Five years later, I was pushing both Joey and his 2-year-old brother in a double stroller on that hill. Going down was tricky: I had to keep all that weight from pulling me with it. And pushing back up -- yikes! I moved very, very slowly, leaning forward until my chest was almost parallel to the sidewalk and I needed to stand on my tiptoes. My husband (who played college basketball) tried it once, gave up, and announced, "You are freakishly strong!" Even the mailman, who got used to seeing me on the hill, was impressed and cheered me on: "You go, Mama!"
Sadly, as my boys got a little older and more active, they outgrew their love of our long walks and the stroller. But I wasn't about to break up with my hill. So I decided to challenge myself again: to run it. "You can do it," my husband said and then downloaded some Rusted Root onto my iPod.
Running down my hill exhilarates me. Even though every jiggly step reminds me of my problem areas, the pounding also makes me feel strong. I imagine stomping on something annoying -- laundry, bills, temper tantrums -- with every stride.
But the running back up? I started mailbox by mailbox. With every run I tried to add one more. For what seemed like forever, I could not get past the white mailbox that was only four houses from the top. I wanted to quit.
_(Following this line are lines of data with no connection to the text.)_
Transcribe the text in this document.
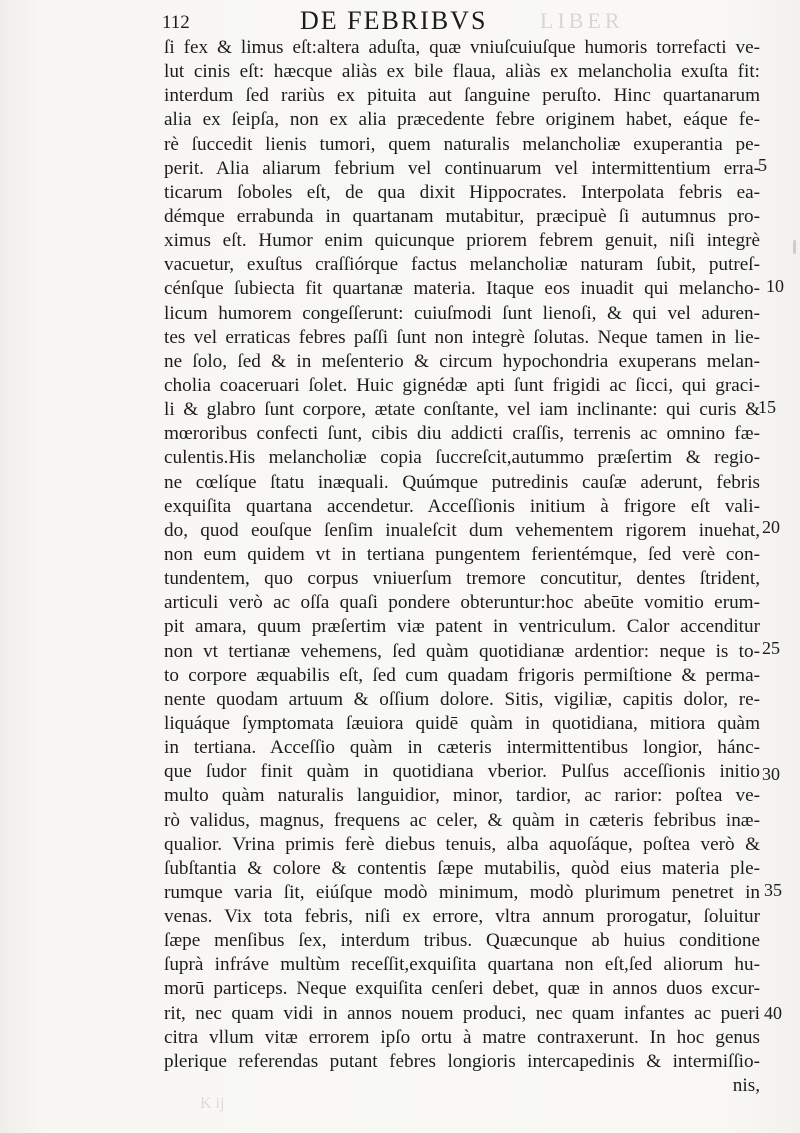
LIBER
112	DE FEBRIBVS
ſi fex & limus eſt:altera aduſta, quæ vniuſcuiuſque humoris torrefacti ve-
lut cinis eſt: hæcque aliàs ex bile flaua, aliàs ex melancholia exuſta fit:
interdum ſed rariùs ex pituita aut ſanguine peruſto. Hinc quartanarum
alia ex ſeipſa, non ex alia præcedente febre originem habet, eáque fe-
rè ſuccedit lienis tumori, quem naturalis melancholiæ exuperantia pe-
perit. Alia aliarum febrium vel continuarum vel intermittentium erra-
ticarum ſoboles eſt, de qua dixit Hippocrates. Interpolata febris ea-
démque errabunda in quartanam mutabitur, præcipuè ſi autumnus pro-
ximus eſt. Humor enim quicunque priorem febrem genuit, niſi integrè
vacuetur, exuſtus craſſiórque factus melancholiæ naturam ſubit, putreſ-
cénſque ſubiecta fit quartanæ materia. Itaque eos inuadit qui melancho-
licum humorem congeſſerunt: cuiuſmodi ſunt lienoſi, & qui vel aduren-
tes vel erraticas febres paſſi ſunt non integrè ſolutas. Neque tamen in lie-
ne ſolo, ſed & in meſenterio & circum hypochondria exuperans melan-
cholia coaceruari ſolet. Huic gignédæ apti ſunt frigidi ac ſicci, qui graci-
li & glabro ſunt corpore, ætate conſtante, vel iam inclinante: qui curis &
mœroribus confecti ſunt, cibis diu addicti craſſis, terrenis ac omnino fæ-
culentis.His melancholiæ copia ſuccreſcit,autummo præſertim & regio-
ne cœlíque ſtatu inæquali. Quúmque putredinis cauſæ aderunt, febris
exquiſita quartana accendetur. Acceſſionis initium à frigore eſt vali-
do, quod eouſque ſenſim inualeſcit dum vehementem rigorem inuehat,
non eum quidem vt in tertiana pungentem ferientémque, ſed verè con-
tundentem, quo corpus vniuerſum tremore concutitur, dentes ſtrident,
articuli verò ac oſſa quaſi pondere obteruntur:hoc abeūte vomitio erum-
pit amara, quum præſertim viæ patent in ventriculum. Calor accenditur
non vt tertianæ vehemens, ſed quàm quotidianæ ardentior: neque is to-
to corpore æquabilis eſt, ſed cum quadam frigoris permiſtione & perma-
nente quodam artuum & oſſium dolore. Sitis, vigiliæ, capitis dolor, re-
liquáque ſymptomata ſæuiora quidē quàm in quotidiana, mitiora quàm
in tertiana. Acceſſio quàm in cæteris intermittentibus longior, hánc-
que ſudor finit quàm in quotidiana vberior. Pulſus acceſſionis initio
multo quàm naturalis languidior, minor, tardior, ac rarior: poſtea ve-
rò validus, magnus, frequens ac celer, & quàm in cæteris febribus inæ-
qualior. Vrina primis ferè diebus tenuis, alba aquoſáque, poſtea verò &
ſubſtantia & colore & contentis ſæpe mutabilis, quòd eius materia ple-
rumque varia ſit, eiúſque modò minimum, modò plurimum penetret in
venas. Vix tota febris, niſi ex errore, vltra annum prorogatur, ſoluitur
ſæpe menſibus ſex, interdum tribus. Quæcunque ab huius conditione
ſuprà infráve multùm receſſit,exquiſita quartana non eſt,ſed aliorum hu-
morū particeps. Neque exquiſita cenſeri debet, quæ in annos duos excur-
rit, nec quam vidi in annos nouem produci, nec quam infantes ac pueri
citra vllum vitæ errorem ipſo ortu à matre contraxerunt. In hoc genus
plerique referendas putant febres longioris intercapedinis & intermiſſio-
nis,
5
10
15
20
25
30
35
40
K ij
But I didn't. The day I finally ran all the way down and up my hill, I cheered and did a little dance. I called my husband, crying. "I did it!" I exclaimed. After we hung up, I turned and karate-kicked the air. Take that, white mailbox!
It's hard to believe that the feature of our home that made me uncomfortable is now one of my favorite things about it. Thanks, hill -- for helping me to lose two rounds of baby weight, for helping me through those baby blues, and for helping me realize I can do anything.
Walking or running uphill is a great way to make the most of a short workout. Exercising on an incline forces your body to work harder, so you?ll burn 50 percent more calories each minute than you would on level ground, says Jessica Matthews, exercise physiologist for the American Council on Exercise. Going uphill tones your glutes, hamstrings, quadriceps, and calves; downhill exercise shapes quads and calves.
Some tips to pump up your workout:
Ease Into It
For every minute you walk or run uphill, spend three minutes on a flat surface (so if you run uphill for three minutes on a treadmill, switch to a lower-grade surface for the next nine). If you're outside and don?t have access to level ground, alternate between intervals of walking and running, or walking quickly and more slowly. Once your workout starts getting easier you can run, or walk at a brisker pace, for longer periods.
Lean Forward Slightly When Going Up
Lean forward slightly when going up, but don't lean far or you'll place extra stress on your back. Swing your arms to work your whole body.
When Climbing Uphill
When climbing uphill, focus on pushing through your heels to work your glutes and hamstrings.
Don't Forget to Breathe!
People tend to hold their breath when exercise becomes intense. Regular breathing helps you move more efficiently.